Across the Golden Horn, the Fatih Municipality's Tarihi Yarımada (Historic Peninsula) documentation unit is facing a parallel challenge with drone survey imagery collected between 2021 and 2025 across the Sultanahmet and Beyazıt districts. Each survey season produced overlapping flight paths, and compressed preview files were frequently saved alongside full-resolution originals in the same folders without clear labelling. Staff are now manually reviewing flagged batches — a slow process that the unit's working schedule, reviewed by this reporter, shows is running at roughly 1,200 files cleared per working day.
The financial dimension is real. Cloud storage costs in Turkey have risen sharply alongside the lira's sustained depreciation. Municipal IT budgets priced in lira are buying meaningfully less dollar- or euro-denominated server capacity than they were two years ago. Duplicate files are not a bureaucratic nuisance; they are a line item. Industry estimates published by the Ankara-based tech consultancy firm Bilişim Araştırma Merkezi in May 2026 put unnecessary storage costs from unmanaged duplication across Turkish public-sector archives at roughly 47 million lira annually — a figure that, at current exchange rates, represents several million euros of avoidable expenditure.

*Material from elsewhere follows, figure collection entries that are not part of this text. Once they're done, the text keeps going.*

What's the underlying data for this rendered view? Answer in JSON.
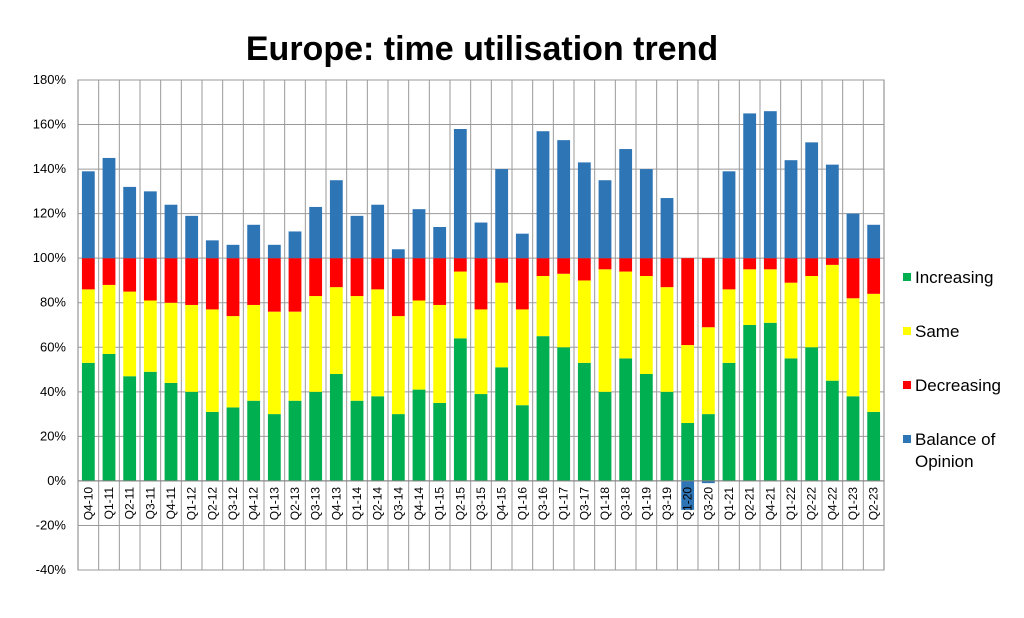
{
  "chart_data": {
    "type": "bar",
    "stacked": true,
    "title": "Europe: time utilisation trend",
    "xlabel": "",
    "ylabel": "",
    "ylim": [
      -40,
      180
    ],
    "y_ticks": [
      -40,
      -20,
      0,
      20,
      40,
      60,
      80,
      100,
      120,
      140,
      160,
      180
    ],
    "y_tick_labels": [
      "-40%",
      "-20%",
      "0%",
      "20%",
      "40%",
      "60%",
      "80%",
      "100%",
      "120%",
      "140%",
      "160%",
      "180%"
    ],
    "grid": true,
    "legend_position": "right",
    "categories": [
      "Q4-10",
      "Q1-11",
      "Q2-11",
      "Q3-11",
      "Q4-11",
      "Q1-12",
      "Q2-12",
      "Q3-12",
      "Q4-12",
      "Q1-13",
      "Q2-13",
      "Q3-13",
      "Q4-13",
      "Q1-14",
      "Q2-14",
      "Q3-14",
      "Q4-14",
      "Q1-15",
      "Q2-15",
      "Q3-15",
      "Q4-15",
      "Q1-16",
      "Q3-16",
      "Q1-17",
      "Q3-17",
      "Q1-18",
      "Q3-18",
      "Q1-19",
      "Q3-19",
      "Q1-20",
      "Q3-20",
      "Q1-21",
      "Q2-21",
      "Q4-21",
      "Q1-22",
      "Q2-22",
      "Q4-22",
      "Q1-23",
      "Q2-23"
    ],
    "series": [
      {
        "name": "Increasing",
        "color": "#00b050",
        "values": [
          53,
          57,
          47,
          49,
          44,
          40,
          31,
          33,
          36,
          30,
          36,
          40,
          48,
          36,
          38,
          30,
          41,
          35,
          64,
          39,
          51,
          34,
          65,
          60,
          53,
          40,
          55,
          48,
          40,
          26,
          30,
          53,
          70,
          71,
          55,
          60,
          45,
          38,
          31
        ]
      },
      {
        "name": "Same",
        "color": "#ffff00",
        "values": [
          33,
          31,
          38,
          32,
          36,
          39,
          46,
          41,
          43,
          46,
          40,
          43,
          39,
          47,
          48,
          44,
          40,
          44,
          30,
          38,
          38,
          43,
          27,
          33,
          37,
          55,
          39,
          44,
          47,
          35,
          39,
          33,
          25,
          24,
          34,
          32,
          52,
          44,
          53
        ]
      },
      {
        "name": "Decreasing",
        "color": "#ff0000",
        "values": [
          14,
          12,
          15,
          19,
          20,
          21,
          23,
          26,
          21,
          24,
          24,
          17,
          13,
          17,
          14,
          26,
          19,
          21,
          6,
          23,
          11,
          23,
          8,
          7,
          10,
          5,
          6,
          8,
          13,
          39,
          31,
          14,
          5,
          5,
          11,
          8,
          3,
          18,
          16
        ]
      },
      {
        "name": "Balance of Opinion",
        "color": "#2e75b6",
        "values": [
          39,
          45,
          32,
          30,
          24,
          19,
          8,
          6,
          15,
          6,
          12,
          23,
          35,
          19,
          24,
          4,
          22,
          14,
          58,
          16,
          40,
          11,
          57,
          53,
          43,
          35,
          49,
          40,
          27,
          -13,
          -1,
          39,
          65,
          66,
          44,
          52,
          42,
          20,
          15
        ]
      }
    ]
  }
}
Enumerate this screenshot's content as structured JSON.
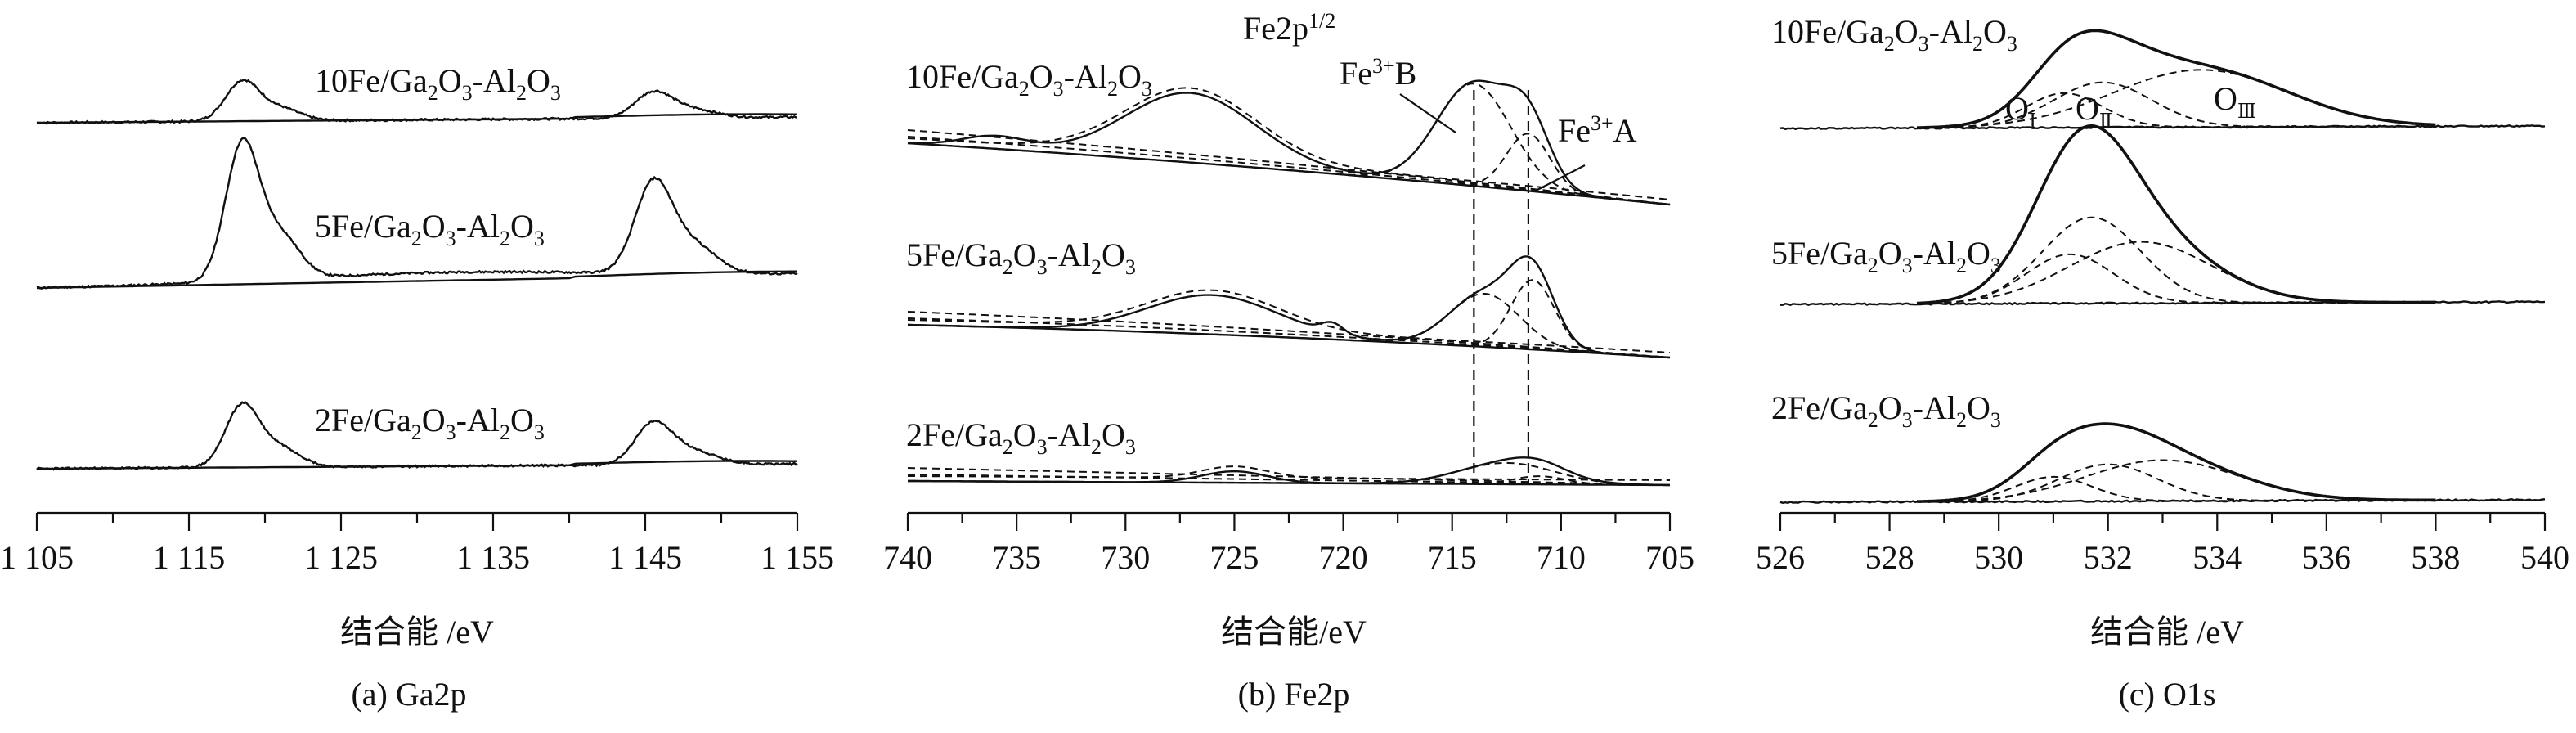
{
  "chart_data": [
    {
      "type": "line",
      "panel": "a",
      "caption": "(a) Ga2p",
      "xlabel": "结合能 /eV",
      "xlim": [
        1105,
        1155
      ],
      "ticks": [
        1105,
        1115,
        1125,
        1135,
        1145,
        1155
      ],
      "tick_labels": [
        "1 105",
        "1 115",
        "1 125",
        "1 135",
        "1 145",
        "1 155"
      ],
      "series": [
        {
          "name": "10Fe/Ga2O3-Al2O3",
          "label": {
            "main": "10Fe/Ga",
            "s1": "2",
            "m1": "O",
            "s2": "3",
            "m2": "-Al",
            "s3": "2",
            "m3": "O",
            "s4": "3"
          }
        },
        {
          "name": "5Fe/Ga2O3-Al2O3",
          "label": {
            "main": "5Fe/Ga",
            "s1": "2",
            "m1": "O",
            "s2": "3",
            "m2": "-Al",
            "s3": "2",
            "m3": "O",
            "s4": "3"
          }
        },
        {
          "name": "2Fe/Ga2O3-Al2O3",
          "label": {
            "main": "2Fe/Ga",
            "s1": "2",
            "m1": "O",
            "s2": "3",
            "m2": "-Al",
            "s3": "2",
            "m3": "O",
            "s4": "3"
          }
        }
      ]
    },
    {
      "type": "line",
      "panel": "b",
      "caption": "(b) Fe2p",
      "xlabel": "结合能/eV",
      "xlim": [
        740,
        705
      ],
      "ticks": [
        740,
        735,
        730,
        725,
        720,
        715,
        710,
        705
      ],
      "tick_labels": [
        "740",
        "735",
        "730",
        "725",
        "720",
        "715",
        "710",
        "705"
      ],
      "annotations": {
        "fe2p": "Fe2p",
        "fe2p_sup": "1/2",
        "fe3b": "Fe",
        "fe3b_sup": "3+",
        "fe3b_tail": "B",
        "fe3a": "Fe",
        "fe3a_sup": "3+",
        "fe3a_tail": "A"
      },
      "reference_lines": [
        714.0,
        711.5
      ],
      "series": [
        {
          "name": "10Fe/Ga2O3-Al2O3",
          "label": {
            "main": "10Fe/Ga",
            "s1": "2",
            "m1": "O",
            "s2": "3",
            "m2": "-Al",
            "s3": "2",
            "m3": "O",
            "s4": "3"
          }
        },
        {
          "name": "5Fe/Ga2O3-Al2O3",
          "label": {
            "main": "5Fe/Ga",
            "s1": "2",
            "m1": "O",
            "s2": "3",
            "m2": "-Al",
            "s3": "2",
            "m3": "O",
            "s4": "3"
          }
        },
        {
          "name": "2Fe/Ga2O3-Al2O3",
          "label": {
            "main": "2Fe/Ga",
            "s1": "2",
            "m1": "O",
            "s2": "3",
            "m2": "-Al",
            "s3": "2",
            "m3": "O",
            "s4": "3"
          }
        }
      ]
    },
    {
      "type": "line",
      "panel": "c",
      "caption": "(c) O1s",
      "xlabel": "结合能 /eV",
      "xlim": [
        526,
        540
      ],
      "ticks": [
        526,
        528,
        530,
        532,
        534,
        536,
        538,
        540
      ],
      "tick_labels": [
        "526",
        "528",
        "530",
        "532",
        "534",
        "536",
        "538",
        "540"
      ],
      "annotations": {
        "o1": "O",
        "o1_sub": "Ⅰ",
        "o2": "O",
        "o2_sub": "Ⅱ",
        "o3": "O",
        "o3_sub": "Ⅲ"
      },
      "series": [
        {
          "name": "10Fe/Ga2O3-Al2O3",
          "label": {
            "main": "10Fe/Ga",
            "s1": "2",
            "m1": "O",
            "s2": "3",
            "m2": "-Al",
            "s3": "2",
            "m3": "O",
            "s4": "3"
          }
        },
        {
          "name": "5Fe/Ga2O3-Al2O3",
          "label": {
            "main": "5Fe/Ga",
            "s1": "2",
            "m1": "O",
            "s2": "3",
            "m2": "-Al",
            "s3": "2",
            "m3": "O",
            "s4": "3"
          }
        },
        {
          "name": "2Fe/Ga2O3-Al2O3",
          "label": {
            "main": "2Fe/Ga",
            "s1": "2",
            "m1": "O",
            "s2": "3",
            "m2": "-Al",
            "s3": "2",
            "m3": "O",
            "s4": "3"
          }
        }
      ]
    }
  ]
}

What Comes Next for Institutions and the Public
Both institutions expect to complete initial deduplication passes before the end of July. After that, the cleaned archives are due to be submitted to the national portal's staging environment for cross-referencing — a process that will itself surface further duplicates when Istanbul's records are matched against holdings from İzmir, Bursa, and Ankara.
For researchers and members of the public who use the Istanbul Metropolitan Municipality's open-access image library — available through the IBB's digital portal — the practical consequence should be a faster, better-organised search experience by autumn. Photographs of landmarks from Kapalıçarşı to the Galata Tower have historically appeared multiple times in search results, in varying resolutions, sometimes with conflicting caption information. The cleanup is designed to resolve that.
Institutions holding physical photograph collections and planning to submit digital scans to any municipal or national programme would be well advised to adopt consistent file-naming protocols before scanning begins, rather than attempting deduplication after the fact. The lesson from this week's audit is straightforward: redundancy is far cheaper to prevent than to untangle.